When things get weird

Look, I'm just a mom who survived this phase by the skin of her teeth and an ungodly amount of caffeine. I don't have a medical degree.

Most of the time, the spitting up is just a messy, exhausting laundry problem. But our doctor gave us a really clear list of moments when we needed to stop googling and seriously call the office. If she completely stopped gaining weight, or started refusing the bottle entirely. If the spit-up suddenly turned green or yellow, or had blood in it. Or if she was projectile vomiting—like, shooting it across the room violently.

If any of that happens, grab your keys and go see the doctor. Don't wait to see if it gets better.

Otherwise? You just survive. You buy the soft clothes, you hold them upright in the dark, you smell a little bit like cheese for half a year, and then... one day, it just stops. Their little digestive tracts grow up, the valve tightens, and suddenly you realize it's been three days since you've had to change your shirt.

Hang in there. You're doing a really good job.

If you need to stock up on essentials to get through the thick of the spit-up phase without losing your mind, go check out Kianao's organic, easy-to-wash baby gear before the next laundry emergency hits.

The messy questions everyone asks

Is there a difference between spit-up and vomit?
Oh yeah. Spit-up usually just sort of rolls out of their mouth when they burp or change positions, like a leaky faucet. Vomiting takes actual effort—their stomach muscles contract, they look uncomfortable, and the volume is way higher. If they're forcefully throwing up across the room, call your pediatrician because that's a whole different ballgame.

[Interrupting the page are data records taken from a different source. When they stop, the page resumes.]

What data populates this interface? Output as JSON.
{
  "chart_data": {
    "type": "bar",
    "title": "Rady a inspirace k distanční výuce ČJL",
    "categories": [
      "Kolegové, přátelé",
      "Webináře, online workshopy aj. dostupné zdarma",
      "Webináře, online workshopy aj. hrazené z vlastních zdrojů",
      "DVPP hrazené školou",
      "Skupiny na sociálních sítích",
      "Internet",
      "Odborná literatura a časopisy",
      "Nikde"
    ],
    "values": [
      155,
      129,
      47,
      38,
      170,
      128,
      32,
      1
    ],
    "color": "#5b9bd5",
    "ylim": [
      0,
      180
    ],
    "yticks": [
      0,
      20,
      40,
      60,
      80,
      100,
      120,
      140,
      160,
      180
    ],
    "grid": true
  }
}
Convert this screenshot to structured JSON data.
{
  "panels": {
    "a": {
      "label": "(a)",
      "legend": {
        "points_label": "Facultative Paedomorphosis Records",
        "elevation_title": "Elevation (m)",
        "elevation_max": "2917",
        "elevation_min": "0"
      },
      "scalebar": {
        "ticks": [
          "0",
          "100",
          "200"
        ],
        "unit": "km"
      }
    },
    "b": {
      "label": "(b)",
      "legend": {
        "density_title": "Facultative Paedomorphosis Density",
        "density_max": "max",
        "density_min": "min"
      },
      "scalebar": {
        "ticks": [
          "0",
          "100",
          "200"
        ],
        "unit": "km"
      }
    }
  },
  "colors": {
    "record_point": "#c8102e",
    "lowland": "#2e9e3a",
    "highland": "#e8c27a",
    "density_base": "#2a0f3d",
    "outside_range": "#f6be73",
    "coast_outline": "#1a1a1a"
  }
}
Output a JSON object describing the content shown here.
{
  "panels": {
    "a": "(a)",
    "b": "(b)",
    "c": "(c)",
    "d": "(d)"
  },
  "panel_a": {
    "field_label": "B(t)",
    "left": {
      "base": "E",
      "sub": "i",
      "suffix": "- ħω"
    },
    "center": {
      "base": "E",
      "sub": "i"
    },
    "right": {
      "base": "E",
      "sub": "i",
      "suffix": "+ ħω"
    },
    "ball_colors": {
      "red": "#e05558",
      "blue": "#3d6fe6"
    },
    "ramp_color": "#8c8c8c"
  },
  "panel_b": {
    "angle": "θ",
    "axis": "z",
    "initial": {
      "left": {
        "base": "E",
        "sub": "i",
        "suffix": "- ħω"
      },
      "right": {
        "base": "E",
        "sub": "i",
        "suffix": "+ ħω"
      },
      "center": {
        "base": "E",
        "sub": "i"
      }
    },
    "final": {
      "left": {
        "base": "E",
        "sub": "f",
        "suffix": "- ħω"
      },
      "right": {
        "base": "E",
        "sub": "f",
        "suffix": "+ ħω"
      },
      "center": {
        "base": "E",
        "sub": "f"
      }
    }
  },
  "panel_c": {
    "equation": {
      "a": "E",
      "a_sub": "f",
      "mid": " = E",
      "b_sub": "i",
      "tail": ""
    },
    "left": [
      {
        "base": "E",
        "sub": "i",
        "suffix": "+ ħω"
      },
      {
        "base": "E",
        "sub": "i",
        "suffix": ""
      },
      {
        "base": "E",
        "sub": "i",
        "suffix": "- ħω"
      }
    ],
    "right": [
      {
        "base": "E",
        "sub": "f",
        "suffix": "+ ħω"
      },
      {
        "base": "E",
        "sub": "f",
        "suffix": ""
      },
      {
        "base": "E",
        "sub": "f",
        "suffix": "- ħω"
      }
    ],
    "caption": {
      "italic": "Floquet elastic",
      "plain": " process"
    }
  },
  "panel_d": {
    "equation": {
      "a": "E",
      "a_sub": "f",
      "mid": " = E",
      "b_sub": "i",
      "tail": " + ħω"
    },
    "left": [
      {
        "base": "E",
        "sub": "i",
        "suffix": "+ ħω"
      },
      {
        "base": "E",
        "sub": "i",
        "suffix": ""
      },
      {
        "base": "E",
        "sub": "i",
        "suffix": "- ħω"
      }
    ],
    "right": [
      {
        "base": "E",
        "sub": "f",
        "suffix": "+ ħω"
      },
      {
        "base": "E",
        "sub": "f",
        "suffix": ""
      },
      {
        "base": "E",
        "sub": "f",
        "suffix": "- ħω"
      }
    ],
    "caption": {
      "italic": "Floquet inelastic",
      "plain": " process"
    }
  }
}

Should I put rice cereal in my baby's bottle to weigh the milk down?
My mother-in-law suggested this constantly, but my doctor was a hard no. Apparently adding cereal to a bottle can be a major choking hazard for newborns and doesn't genuinely fix the underlying floppy valve issue anyway. Always ask your own doctor before thickening their food, because the advice from thirty years ago is wild and sometimes dangerous.

Does burping more help with the reflux?
Yes and no? For us, if we didn't burp Maya every couple of ounces, the trapped gas would build up and explode, bringing all the milk with it. But honestly, sometimes the act of patting her back to burp her just shook the milk right out of her anyway. Try to take breaks mid-feed to get the air out gently rather than waiting until the end when their stomach is totally full.

When the hell does this phase end?
For Maya, it peaked right around four months when I thought I was going to lose my mind, and then slowly started getting better once she could sit up on her own around six or seven months. Gravity is your best friend here. By her first birthday, it was completely gone. I know that feels like a century from now, but I promise it eventually ends.